私がダークエルフだと知っていたという事は。
「……殺されるかもしれないと思って、私の世話をしていたというのですか?」
そんな人間の事を、私は信じられなかった。
「まあ、そうね。……そういう事に、なるわねえ……」
マルタは、ふうっ……と息を吐く。
「結局、同じ人間に襲われて……魔族のひとに心配されるなんて、おかしいわね……」
「マルタ」
彼女の手を握る。
「今からでも、傷の治療を……」
「喋れてるのが不思議なくらいよ……」
彼女は首を横に振った。
それでも万に一つの可能性があれば、私はそうしただろう。
けれど、そんな『高い確率』を夢見るには、私は人の死を見過ぎていた。
「最後にお願いが……あるの」
「なんでも。――命を救われた恩に懸けて」
「みみ……さわっていい?」
「……耳?」
「うん……ちゃんと、触ってないの。起きちゃうかなって……そんなところ気付かれたら、誤魔化すのも、出来ないかな、って……」
「……存分に」
顔を近付け、彼女の手を、自分の耳にやった。
しばらくふにふにと触っていたが、段々と、その力が弱くなっていき……私が支えてさえ、指先から力が抜け、私の耳から手が離れた。
「思い残すところ、だった」
彼女は満足げに息をついた。
「……ありがとう、可愛い盗賊さん」
「……暗殺者です。
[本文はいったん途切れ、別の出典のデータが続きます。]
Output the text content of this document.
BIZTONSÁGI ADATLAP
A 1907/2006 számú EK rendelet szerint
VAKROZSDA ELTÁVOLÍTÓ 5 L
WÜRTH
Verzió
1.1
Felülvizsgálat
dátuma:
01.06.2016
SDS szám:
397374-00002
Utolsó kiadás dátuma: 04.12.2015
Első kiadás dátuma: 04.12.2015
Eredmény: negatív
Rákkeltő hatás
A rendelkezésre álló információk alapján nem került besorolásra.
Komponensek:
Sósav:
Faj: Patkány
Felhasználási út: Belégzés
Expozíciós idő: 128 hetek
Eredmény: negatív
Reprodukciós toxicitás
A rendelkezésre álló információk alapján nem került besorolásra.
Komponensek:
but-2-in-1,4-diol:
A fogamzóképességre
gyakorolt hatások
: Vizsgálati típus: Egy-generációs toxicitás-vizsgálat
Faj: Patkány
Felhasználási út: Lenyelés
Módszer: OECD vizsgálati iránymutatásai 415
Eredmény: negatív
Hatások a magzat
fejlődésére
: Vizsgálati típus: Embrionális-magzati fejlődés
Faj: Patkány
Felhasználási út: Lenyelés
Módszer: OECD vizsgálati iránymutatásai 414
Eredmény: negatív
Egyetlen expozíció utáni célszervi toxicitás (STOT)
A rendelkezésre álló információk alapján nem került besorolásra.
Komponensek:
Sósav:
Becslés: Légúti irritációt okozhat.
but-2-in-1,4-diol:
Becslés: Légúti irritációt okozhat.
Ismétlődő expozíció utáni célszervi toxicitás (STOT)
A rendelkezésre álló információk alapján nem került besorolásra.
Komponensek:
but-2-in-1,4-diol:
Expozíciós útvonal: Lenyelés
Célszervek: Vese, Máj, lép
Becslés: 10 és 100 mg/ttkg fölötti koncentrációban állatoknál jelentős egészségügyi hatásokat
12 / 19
私は……殺し方しか知らない……」
私が、暗殺者でなければ?
回復魔法を、使えれば。
いや、そもそも。
私がもっと優秀な暗殺者なら。
手傷を負っていても、これぐらいの素人集団を簡単に殺せる腕があれば。
……もっと優秀だったら、そもそも手傷など負わなかったかもしれない。
私が彼女と会う事はなくて。
私が来なくとも、どのみち彼女は盗賊に殺されていただろう。
それだけの話だ。
それだけの話なのに。
割り切れない自分がいる。
「……ダークエルフって……人間よりずっと、長生きするんでしょう?」
彼女が目を開けた。
薄茶の瞳。光を映さない瞳。
それでも私の瞳には、彼女の笑顔が映った。
「他の事も、覚えられるわ」
それが、彼女の最期の言葉だった。